# GJAM  methods
### Author: Alyssa Willson

This document will describe the  methods for running the Generalized Joint Attribute Model (GJAM) to analyze the relationship between the environment and the plant community directly before European settlement in the Midwest, US. I will first describe the data, briefly describe the model, and then discuss its implementation.

## Objective

The objective of the methods described below is to understand the drivers of tree community distribution in the Midwest, U.S. prior to widespread European settlement. The vegetation community can be influenced by both biotic and abiotic drivers. Abiotic drivers include climate, soil conditions, and topography. Biotic drivers include inter- and intraspecific competition and facilitation.
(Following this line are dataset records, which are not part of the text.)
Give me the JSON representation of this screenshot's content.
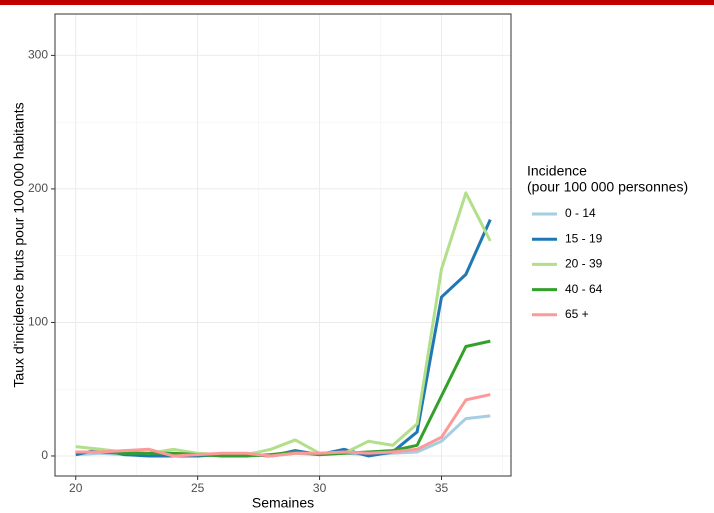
{
  "chart_data": {
    "type": "line",
    "x_label": "Semaines",
    "y_label": "Taux d'incidence bruts pour 100 000 habitants",
    "legend_title": [
      "Incidence",
      "(pour 100 000 personnes)"
    ],
    "x": [
      20,
      21,
      22,
      23,
      24,
      25,
      26,
      27,
      28,
      29,
      30,
      31,
      32,
      33,
      34,
      35,
      36,
      37
    ],
    "series": [
      {
        "name": "0 - 14",
        "color": "#a6cee3",
        "values": [
          1,
          2,
          1,
          1,
          1,
          1,
          1,
          1,
          0,
          2,
          1,
          2,
          1,
          2,
          3,
          11,
          28,
          30
        ]
      },
      {
        "name": "15 - 19",
        "color": "#1f78b4",
        "values": [
          1,
          5,
          1,
          0,
          0,
          0,
          1,
          1,
          0,
          4,
          1,
          5,
          0,
          3,
          18,
          119,
          136,
          177
        ]
      },
      {
        "name": "20 - 39",
        "color": "#b2df8a",
        "values": [
          7,
          5,
          3,
          2,
          5,
          2,
          1,
          1,
          5,
          12,
          2,
          2,
          11,
          8,
          24,
          140,
          197,
          161
        ]
      },
      {
        "name": "40 - 64",
        "color": "#33a02c",
        "values": [
          3,
          3,
          2,
          2,
          2,
          1,
          0,
          0,
          1,
          3,
          1,
          2,
          3,
          4,
          8,
          45,
          82,
          86
        ]
      },
      {
        "name": "65 +",
        "color": "#fb9a99",
        "values": [
          3,
          3,
          4,
          5,
          0,
          1,
          2,
          2,
          0,
          2,
          2,
          3,
          2,
          3,
          5,
          14,
          42,
          46
        ]
      }
    ],
    "xlim": [
      19.15,
      37.85
    ],
    "xticks": [
      20,
      25,
      30,
      35
    ],
    "xminor": [
      22.5,
      27.5,
      32.5,
      37.5
    ],
    "ylim": [
      -15,
      331
    ],
    "yticks": [
      0,
      100,
      200,
      300
    ],
    "yminor": [
      50,
      150,
      250
    ],
    "grid": true,
    "legend": "right"
  }
}
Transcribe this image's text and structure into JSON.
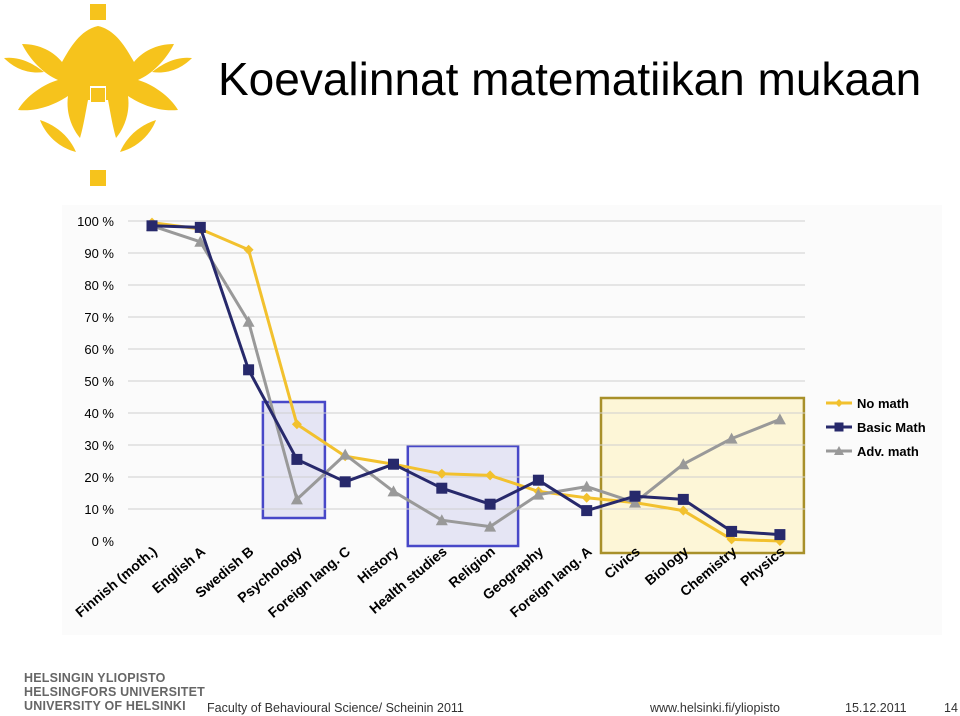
{
  "slide": {
    "title": "Koevalinnat matematiikan mukaan",
    "university_names": [
      "HELSINGIN YLIOPISTO",
      "HELSINGFORS UNIVERSITET",
      "UNIVERSITY OF HELSINKI"
    ],
    "footer_left": "Faculty of Behavioural Science/  Scheinin 2011",
    "footer_url": "www.helsinki.fi/yliopisto",
    "footer_date": "15.12.2011",
    "page_number": "14",
    "logo_icon": "helsinki-flame-logo-icon"
  },
  "chart_data": {
    "type": "line",
    "categories": [
      "Finnish (moth.)",
      "English A",
      "Swedish B",
      "Psychology",
      "Foreign lang. C",
      "History",
      "Health studies",
      "Religion",
      "Geography",
      "Foreign lang. A",
      "Civics",
      "Biology",
      "Chemistry",
      "Physics"
    ],
    "y_ticks": [
      "0 %",
      "10 %",
      "20 %",
      "30 %",
      "40 %",
      "50 %",
      "60 %",
      "70 %",
      "80 %",
      "90 %",
      "100 %"
    ],
    "ylim": [
      0,
      100
    ],
    "grid": true,
    "legend_position": "right",
    "series": [
      {
        "name": "No math",
        "color": "#f2c12e",
        "marker": "diamond",
        "values": [
          99.5,
          97.5,
          91,
          36.5,
          26.5,
          24,
          21,
          20.5,
          15.5,
          13.5,
          12,
          9.5,
          0.5,
          0
        ]
      },
      {
        "name": "Basic Math",
        "color": "#27296b",
        "marker": "square",
        "values": [
          98.5,
          98,
          53.5,
          25.5,
          18.5,
          24,
          16.5,
          11.5,
          19,
          9.5,
          14,
          13,
          3,
          2
        ]
      },
      {
        "name": "Adv. math",
        "color": "#999999",
        "marker": "triangle",
        "values": [
          98.5,
          93.5,
          68.5,
          13,
          27,
          15.5,
          6.5,
          4.5,
          14.5,
          17,
          12,
          24,
          32,
          38
        ]
      }
    ],
    "highlight_groups": [
      {
        "categories": [
          "Psychology"
        ],
        "color": "#4848c8"
      },
      {
        "categories": [
          "Health studies",
          "Religion"
        ],
        "color": "#4848c8"
      },
      {
        "categories": [
          "Civics",
          "Biology",
          "Chemistry",
          "Physics"
        ],
        "color": "#a8902a"
      }
    ]
  }
}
We reconstructed the vegetation community and a suite of abiotic drivers for the period just prior to European settlement, corresponding to the mid-19<sup>th</sup> century for Indiana and Illinois, U.S. We used the Generalized Joint Attribute Model (GJAM) to evaluate the relative contributions of abiotic and biotic factors in driving the distribution of the vegetation communities within this region.

## Data

***The Public Land Survey***

The Public Land Survey is a dataset that was collected by the U.S. Bureau of Land Management in the early and late 19<u>th</u> century. The survey was conducted in order to plat the land for sale. In so doing, surveyors used trees to delineate distance at regular intervals (called *corners*) across much of the contiguous U.S. and recorded the trees' taxon. From these regular spaced records of tree taxon identity, we collated a digitized record of the trees identified in the Public Land Survey in Illinois and Indiana, representing the plant community across this region before large-scale European settlement.
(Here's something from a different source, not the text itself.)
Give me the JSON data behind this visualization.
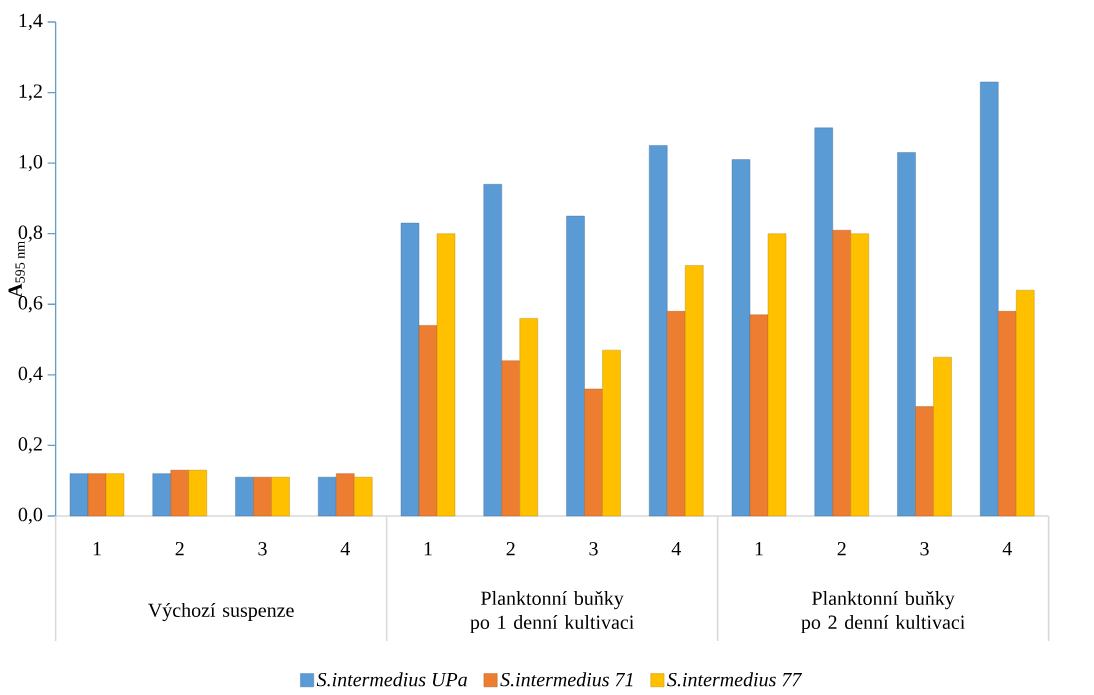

***Vegetation community reconstruction***

We used the Public Land Survey record to identify the presence of 14 plant taxa across our study region. We defined our study region as a set of discrete "management areas" that represent the breadth of environmental conditions and ecological communities observed across Indiana and Illinois, and also represent areas of high current management priority. We grouped taxa recorded in the Public Land Survey into 14 taxa that both represent the plant communities of the region and reduce the number of taxa with few observations in our dataset (Table 1). We further grouped the taxa into three biomes: prairie, savanna, and forest. The category of "no tree" is indicative of prairie because this suggests that the PLS surveyor did not encouter any tree within a considerable distance of the corner, consistent with a tree-less prairie. The oak and hickory taxa are indicative of savanna when no trees of a different taxa are observed because oaks and hickories are the dominant trees in the oak savannas of the Midwest region. All other tree taxa are assumed to be indicative of forest of any kind (Table 1).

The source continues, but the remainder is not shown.